แนวคิดหลัก
The author presents a novel technique using vectorized 3D strokes to stylize scenes, diverging from traditional NeRF-based methods. This approach allows for significant geometric and aesthetic stylization while maintaining consistency across different views.
บทคัดย่อ
The content introduces a method utilizing vectorized 3D strokes to create stylized 3D scenes, departing from conventional NeRF approaches. By representing scenes with strokes, the method achieves substantial geometric and aesthetic stylization while ensuring consistency across various viewpoints. The technique involves transforming basic primitives and spline curves into unique strokes, enabling the synthesis of high-quality artistic renderings. Through extensive evaluation, the approach demonstrates effective scene synthesis with notable geometry and appearance transformations. The stroke-based representation allows for direct optimization of parameters through gradient descent, overcoming challenges faced by traditional methods. The method's training scheme addresses issues like vanishing gradients and sub-optimal initialization, enhancing the overall quality of scene reconstruction.
สถิติ
Our method was evaluated using multi-view datasets of real-world and synthetic images.
The stroke field is defined by two spatially varying functions for density σ(x) ∈ R+ and RGB color c(x, d).

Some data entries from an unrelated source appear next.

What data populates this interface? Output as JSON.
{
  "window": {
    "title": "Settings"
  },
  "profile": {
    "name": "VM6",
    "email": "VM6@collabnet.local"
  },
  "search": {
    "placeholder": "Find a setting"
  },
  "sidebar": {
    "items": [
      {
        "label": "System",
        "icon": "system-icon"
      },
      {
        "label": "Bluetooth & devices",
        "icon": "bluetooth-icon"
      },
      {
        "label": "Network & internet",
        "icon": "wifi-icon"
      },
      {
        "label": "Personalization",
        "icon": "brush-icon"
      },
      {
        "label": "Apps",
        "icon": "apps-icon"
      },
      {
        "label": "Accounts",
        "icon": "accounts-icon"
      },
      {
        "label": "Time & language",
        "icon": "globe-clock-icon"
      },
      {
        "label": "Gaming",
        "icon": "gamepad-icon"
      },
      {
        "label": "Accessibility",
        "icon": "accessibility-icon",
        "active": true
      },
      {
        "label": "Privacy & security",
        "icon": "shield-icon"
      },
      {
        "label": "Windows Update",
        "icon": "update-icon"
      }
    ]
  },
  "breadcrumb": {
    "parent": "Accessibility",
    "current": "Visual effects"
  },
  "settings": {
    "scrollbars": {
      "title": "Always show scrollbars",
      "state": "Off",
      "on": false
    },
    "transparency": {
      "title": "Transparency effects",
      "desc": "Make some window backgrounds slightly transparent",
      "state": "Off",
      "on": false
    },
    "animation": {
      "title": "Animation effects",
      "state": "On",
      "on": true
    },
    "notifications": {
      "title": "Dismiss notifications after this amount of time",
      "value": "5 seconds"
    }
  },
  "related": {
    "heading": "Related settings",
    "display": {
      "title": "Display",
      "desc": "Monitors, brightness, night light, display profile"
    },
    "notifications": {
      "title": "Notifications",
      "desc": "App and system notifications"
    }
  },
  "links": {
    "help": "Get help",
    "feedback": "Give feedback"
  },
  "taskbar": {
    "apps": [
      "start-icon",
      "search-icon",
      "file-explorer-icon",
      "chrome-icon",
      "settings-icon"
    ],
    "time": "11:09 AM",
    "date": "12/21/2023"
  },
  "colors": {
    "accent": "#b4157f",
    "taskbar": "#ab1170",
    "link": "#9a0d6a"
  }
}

We propose a novel method to translate multi-view 2D images into stylized 3D scenes using 3D strokes based on basic primitives and spline curves.
Our total loss function combines color loss, mask supervision loss, regularization loss for density parameters, error field loss, and regularization loss.
Different composition methods like 'overlay' and 'softmax' were compared in terms of their impact on scene reconstruction quality.
คำพูด
"Our method represents the scene as vectorized 3D strokes, mimicking human painting during scene reconstruction process."
"The stroke-based representation allows for direct optimization of parameters through gradient descent."
"Our experiments demonstrate that this stroke-based representation can successfully stylize 3D scenes with large geometry and appearance transformations."